Aaron Copland, who had for a long time had an interest in cultivating ties with Latin American composers, invited Davidovsky to Tanglewood in 1958 and introduced him to Milton Babbitt, who in turn introduced him to the world of electronic music, and who also was about to embark on a new venture, the Columbia-Princeton Electronic Music Center, along with Otto Luening and Vladimir Ussachevsky. In 1960, Mario moved permanently to the United States, settling in New York City. In the electronic music studio at Columbia, he familiarized himself with the equipment and began creating his first electronic compositions, and later assisted Edgard Varèse in preparing a new version of the tape part for Déserts. He often said that his early musical experiences had not prepared him for the daunting challenges of the new medium, that — as he put it — “nothing I know counts.” In a very real way it certainly was true: he was working with oscillators that were notoriously difficult to keep in tune, splicing many bits of tape together to create a few seconds of music, and having to build each individual sonority from the ground up, so to speak. The attack, steady state, and decay of the sound, natural and unique to every traditional instrument, had to be created anew for each piece; in effect he was creating the instrument itself. All of this taught him valuable lessons that would radically alter the way he thought about writing for conventional media and ensembles. His concept of orchestration was forever radically transformed by his experiences in the tape studio.
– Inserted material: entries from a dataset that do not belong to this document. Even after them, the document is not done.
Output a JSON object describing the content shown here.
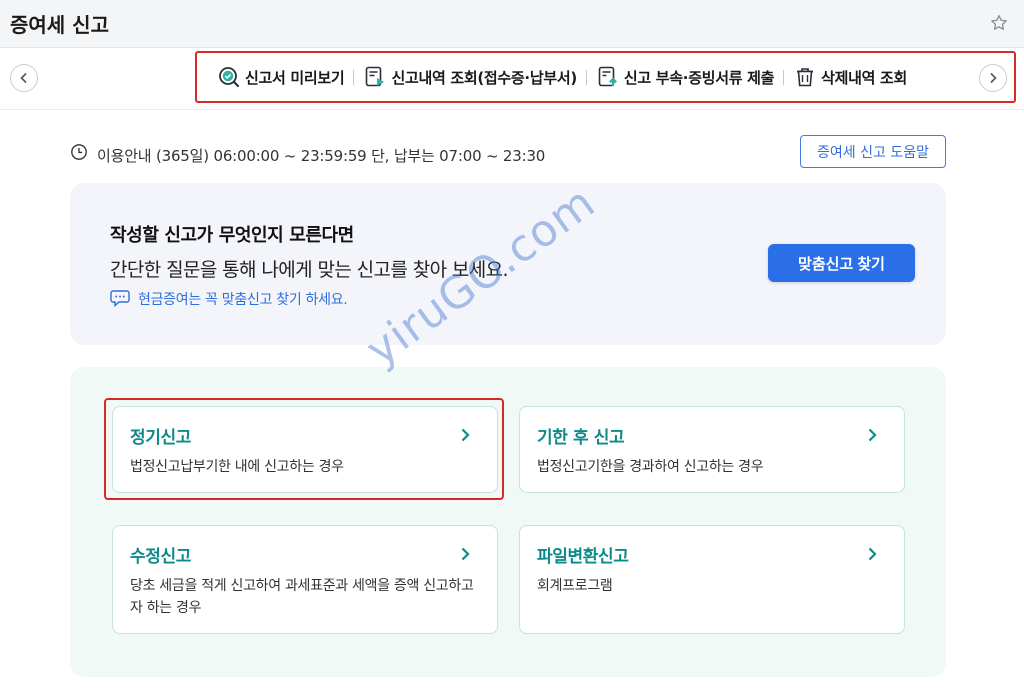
{
  "header": {
    "title": "증여세 신고"
  },
  "toolbar": {
    "items": [
      {
        "label": "신고서 미리보기",
        "icon": "search-check-icon"
      },
      {
        "label": "신고내역 조회(접수증·납부서)",
        "icon": "document-play-icon"
      },
      {
        "label": "신고 부속·증빙서류 제출",
        "icon": "document-upload-icon"
      },
      {
        "label": "삭제내역 조회",
        "icon": "trash-icon"
      }
    ]
  },
  "info": {
    "text": "이용안내 (365일) 06:00:00 ~ 23:59:59 단, 납부는 07:00 ~ 23:30",
    "help_button": "증여세 신고 도움말"
  },
  "finder": {
    "title": "작성할 신고가 무엇인지 모른다면",
    "subtitle": "간단한 질문을 통해 나에게 맞는 신고를 찾아 보세요.",
    "tip": "현금증여는 꼭 맞춤신고 찾기 하세요.",
    "button": "맞춤신고 찾기"
  },
  "cards": [
    {
      "title": "정기신고",
      "desc": "법정신고납부기한 내에 신고하는 경우"
    },
    {
      "title": "기한 후 신고",
      "desc": "법정신고기한을 경과하여 신고하는 경우"
    },
    {
      "title": "수정신고",
      "desc": "당초 세금을 적게 신고하여 과세표준과 세액을 증액 신고하고자 하는 경우"
    },
    {
      "title": "파일변환신고",
      "desc": "회계프로그램"
    }
  ],
  "watermark": "yiruGO.com",
  "colors": {
    "accent": "#2a6ee8",
    "card_title": "#0e8a8a",
    "highlight": "#d62a2a"
  }
}
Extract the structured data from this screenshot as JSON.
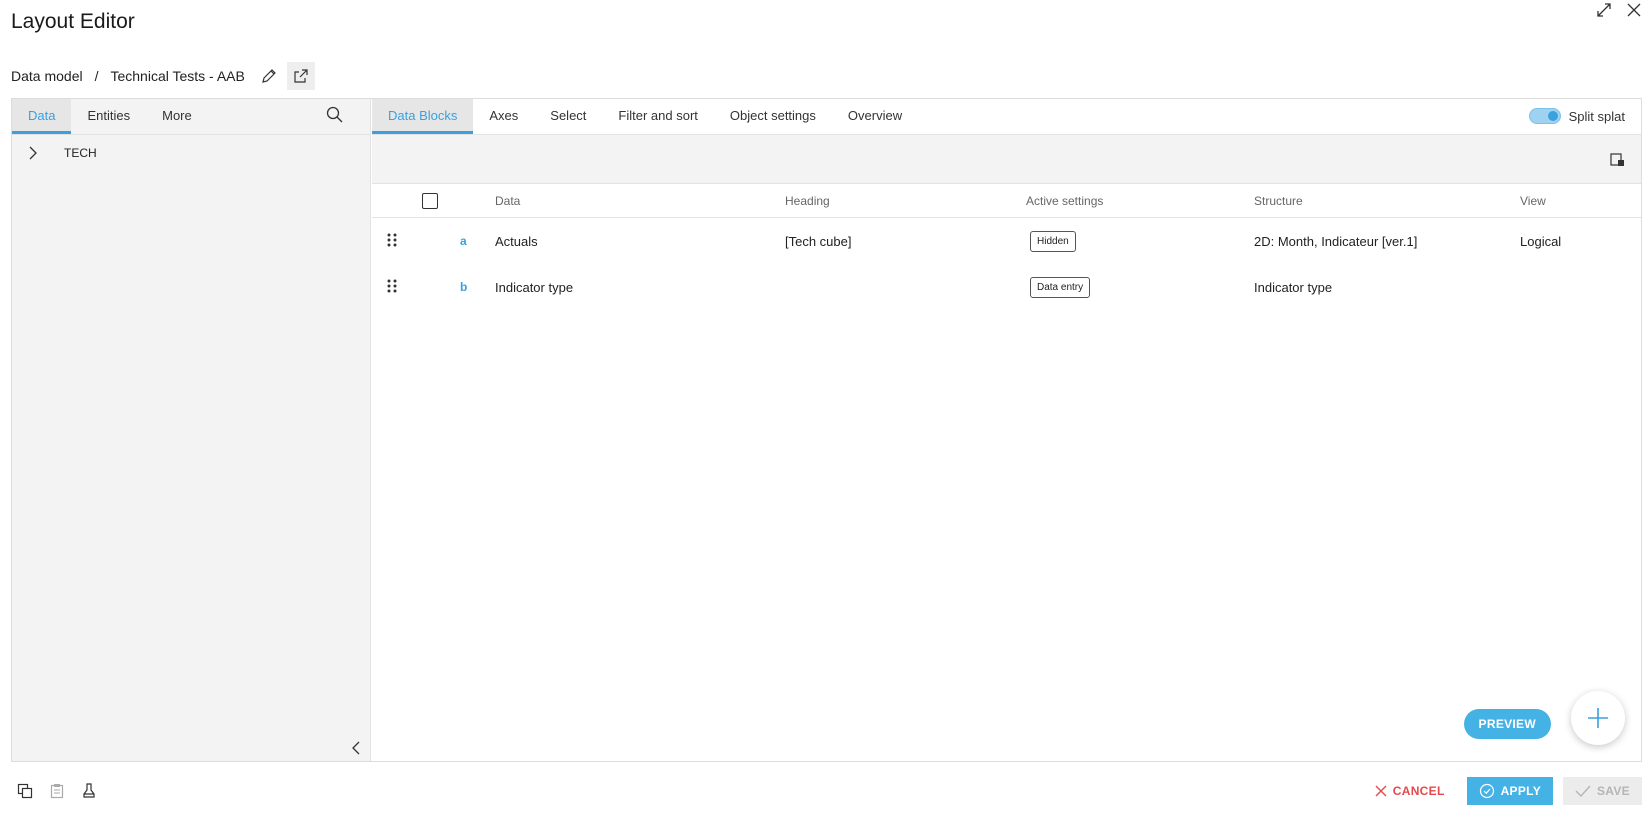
{
  "header": {
    "title": "Layout Editor"
  },
  "breadcrumb": {
    "root": "Data model",
    "separator": "/",
    "current": "Technical Tests - AAB"
  },
  "left_tabs": [
    {
      "label": "Data",
      "active": true
    },
    {
      "label": "Entities",
      "active": false
    },
    {
      "label": "More",
      "active": false
    }
  ],
  "tree": {
    "items": [
      {
        "label": "TECH"
      }
    ]
  },
  "right_tabs": [
    {
      "label": "Data Blocks",
      "active": true
    },
    {
      "label": "Axes",
      "active": false
    },
    {
      "label": "Select",
      "active": false
    },
    {
      "label": "Filter and sort",
      "active": false
    },
    {
      "label": "Object settings",
      "active": false
    },
    {
      "label": "Overview",
      "active": false
    }
  ],
  "split": {
    "label": "Split splat",
    "on": true
  },
  "table": {
    "columns": {
      "data": "Data",
      "heading": "Heading",
      "active": "Active settings",
      "structure": "Structure",
      "view": "View"
    },
    "rows": [
      {
        "letter": "a",
        "data": "Actuals",
        "heading": "[Tech cube]",
        "active": "Hidden",
        "structure": "2D: Month, Indicateur [ver.1]",
        "view": "Logical"
      },
      {
        "letter": "b",
        "data": "Indicator type",
        "heading": "",
        "active": "Data entry",
        "structure": "Indicator type",
        "view": ""
      }
    ]
  },
  "actions": {
    "preview": "PREVIEW",
    "cancel": "CANCEL",
    "apply": "APPLY",
    "save": "SAVE"
  },
  "colors": {
    "accent": "#3aa0de",
    "button": "#45b2e6",
    "danger": "#e5484d"
  }
}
After mastering the medium of instrument(s)-plus-electronic sounds, he took a break from it for a while and applied what he had learned from the new technology to works for acoustic instruments and voices, which gave rise to a significant flowering of vocal music, much of it based on Biblical or Jewish-themed texts. In 1975 he created the first work of his to utilize a biblical text with which he had been obsessed since he was a youth: The Song of Songs (in Hebrew, Shir ha-Shirim). The resulting cantata, Scenes from Shir ha-Shirim, for four vocal soloists and chamber orchestra, brilliantly connects the tangy sonorities of Medieval and Middle Eastern musical traditions, and the weird composite instruments he fashions using regular Western classical instruments (oboe, clarinet, strings, piano, percussion) easily remind one of similar dazzlingly bizarre sonorities that he was able to create in the studio. Years later, in memory of his mother, he composed another very different setting of texts from the Song of Songs, Shulamit’s Dream, for soprano and large orchestra. Hearing the two settings in succession is rather like hearing the same text set by two different composers: one from the late Middle Ages, the other from the late nineteenth or early twentieth century. And yet it’s still Mario’s voice we’re hearing.
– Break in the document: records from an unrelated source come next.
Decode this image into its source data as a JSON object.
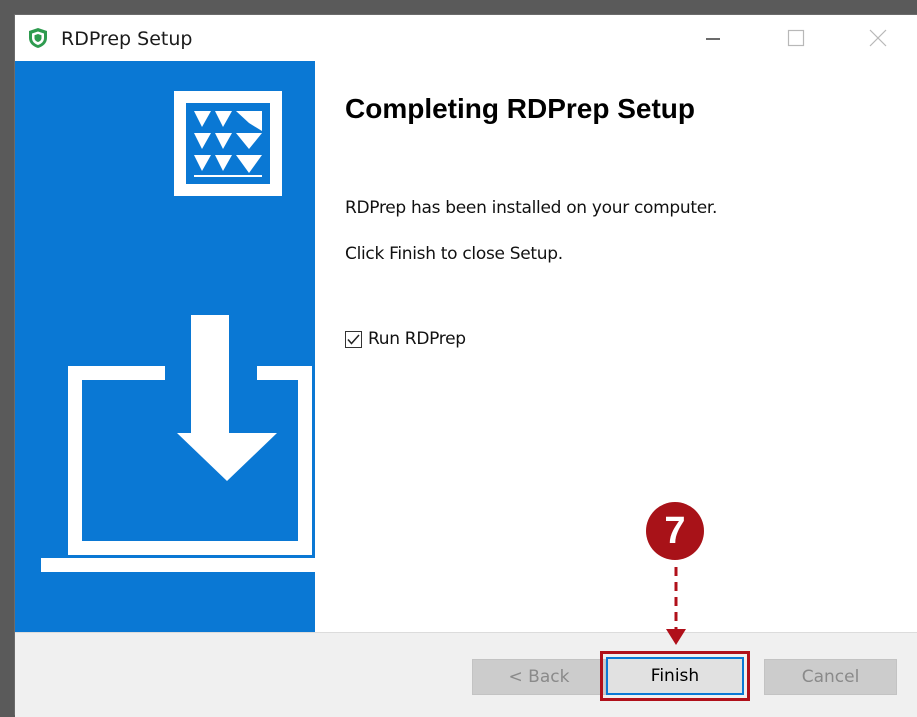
{
  "window": {
    "title": "RDPrep Setup"
  },
  "content": {
    "heading": "Completing RDPrep Setup",
    "message_installed": "RDPrep has been installed on your computer.",
    "message_finish": "Click Finish to close Setup.",
    "checkbox": {
      "label": "Run RDPrep",
      "checked": true
    }
  },
  "buttons": {
    "back": "< Back",
    "finish": "Finish",
    "cancel": "Cancel"
  },
  "annotation": {
    "step_number": "7"
  },
  "colors": {
    "sidebar_blue": "#0a78d4",
    "annotation_red": "#a81218"
  }
}
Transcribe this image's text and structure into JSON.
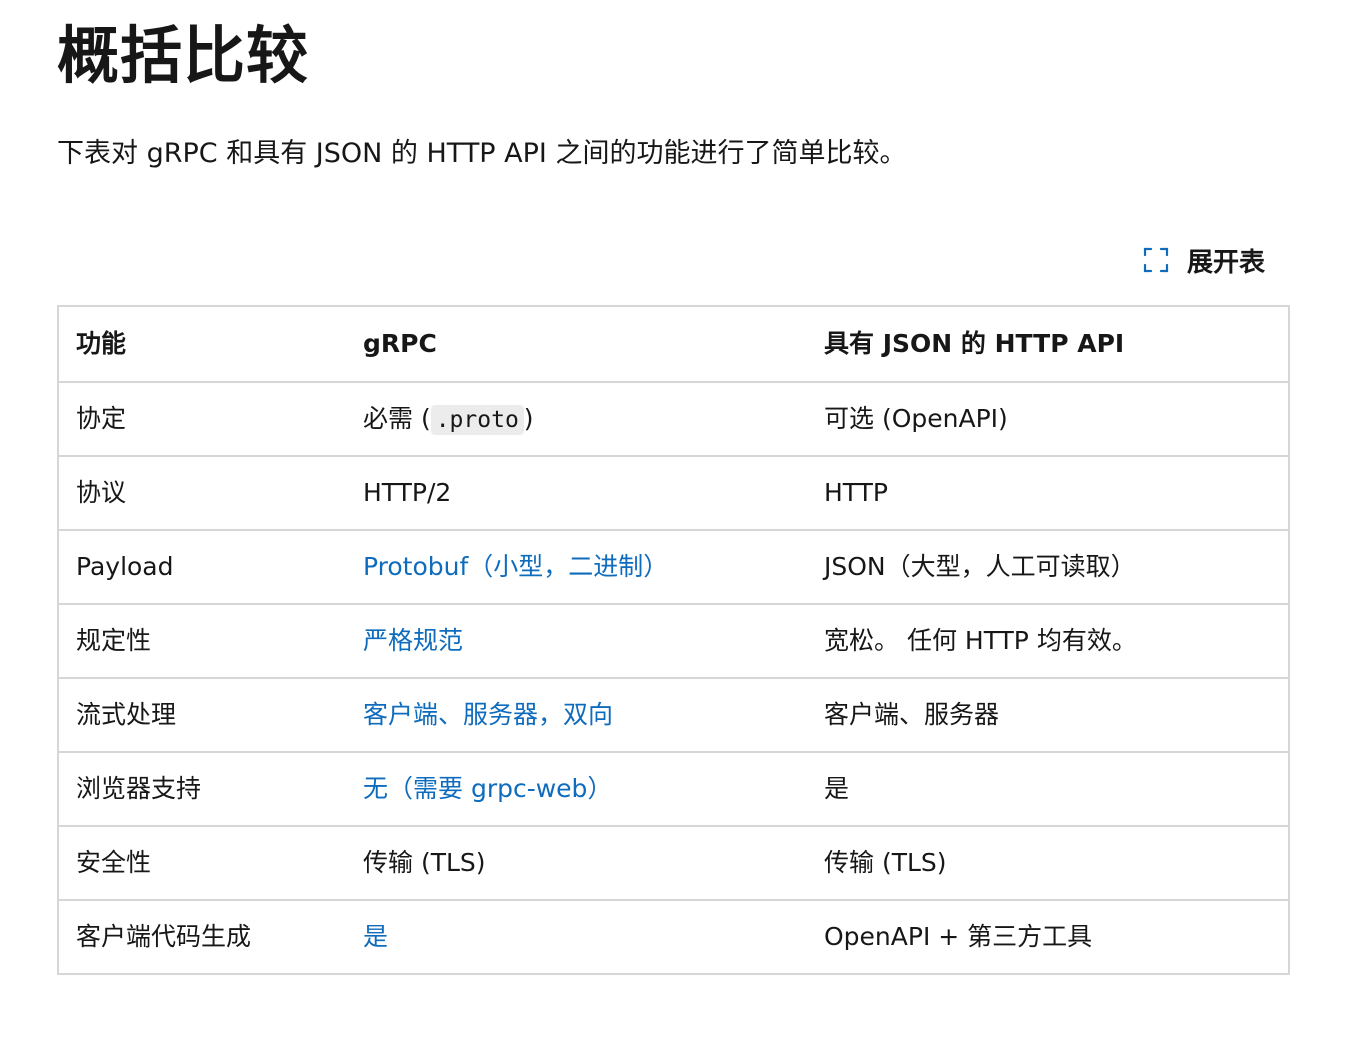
{
  "page": {
    "title": "概括比较",
    "intro": "下表对 gRPC 和具有 JSON 的 HTTP API 之间的功能进行了简单比较。"
  },
  "toolbar": {
    "expand_label": "展开表",
    "expand_icon": "expand-icon"
  },
  "colors": {
    "text": "#171717",
    "link": "#0f6cbd",
    "border": "#d6d6d6",
    "code_bg": "#ececec"
  },
  "table": {
    "headers": [
      "功能",
      "gRPC",
      "具有 JSON 的 HTTP API"
    ],
    "rows": [
      {
        "feature": "协定",
        "grpc": {
          "prefix": "必需 (",
          "code": ".proto",
          "suffix": ")"
        },
        "http": "可选 (OpenAPI)"
      },
      {
        "feature": "协议",
        "grpc": "HTTP/2",
        "http": "HTTP"
      },
      {
        "feature": "Payload",
        "grpc": "Protobuf（小型，二进制）",
        "http": "JSON（大型，人工可读取）"
      },
      {
        "feature": "规定性",
        "grpc": "严格规范",
        "http": "宽松。 任何 HTTP 均有效。"
      },
      {
        "feature": "流式处理",
        "grpc": "客户端、服务器，双向",
        "http": "客户端、服务器"
      },
      {
        "feature": "浏览器支持",
        "grpc": "无（需要 grpc-web）",
        "http": "是"
      },
      {
        "feature": "安全性",
        "grpc": "传输 (TLS)",
        "http": "传输 (TLS)"
      },
      {
        "feature": "客户端代码生成",
        "grpc": "是",
        "http": "OpenAPI + 第三方工具"
      }
    ]
  }
}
After an extensive hiatus, Davidovsky returned to the electronic studio and the Synchronisms series, completing four more works for electronics with, respectively, violin, guitar, clarinet, and double bass.

Davidovsky was the director of the Electronic Music Center from 1981 until 1994, taught at various times at the University of Michigan, Yale University, and Manhattan School of Music, and served on the faculties of City College of New York, Columbia University, and Harvard University. In 1982 he was elected a member of the American Academy of Arts and Letters.

Davidovsky is survived by his son, Matias; his daughter, Adriana; his sister, Luisa Paz, and three grandchildren. His wife, Elaine Joyce Davidovsky, died in 2017.

When Mario spoke of the purpose of art and the ethical responsibility of the artist, he summarized it very beautifully as reflecting “the transcendental, profound wish that someone is served.” Thank you, Mario, for serving us all so generously.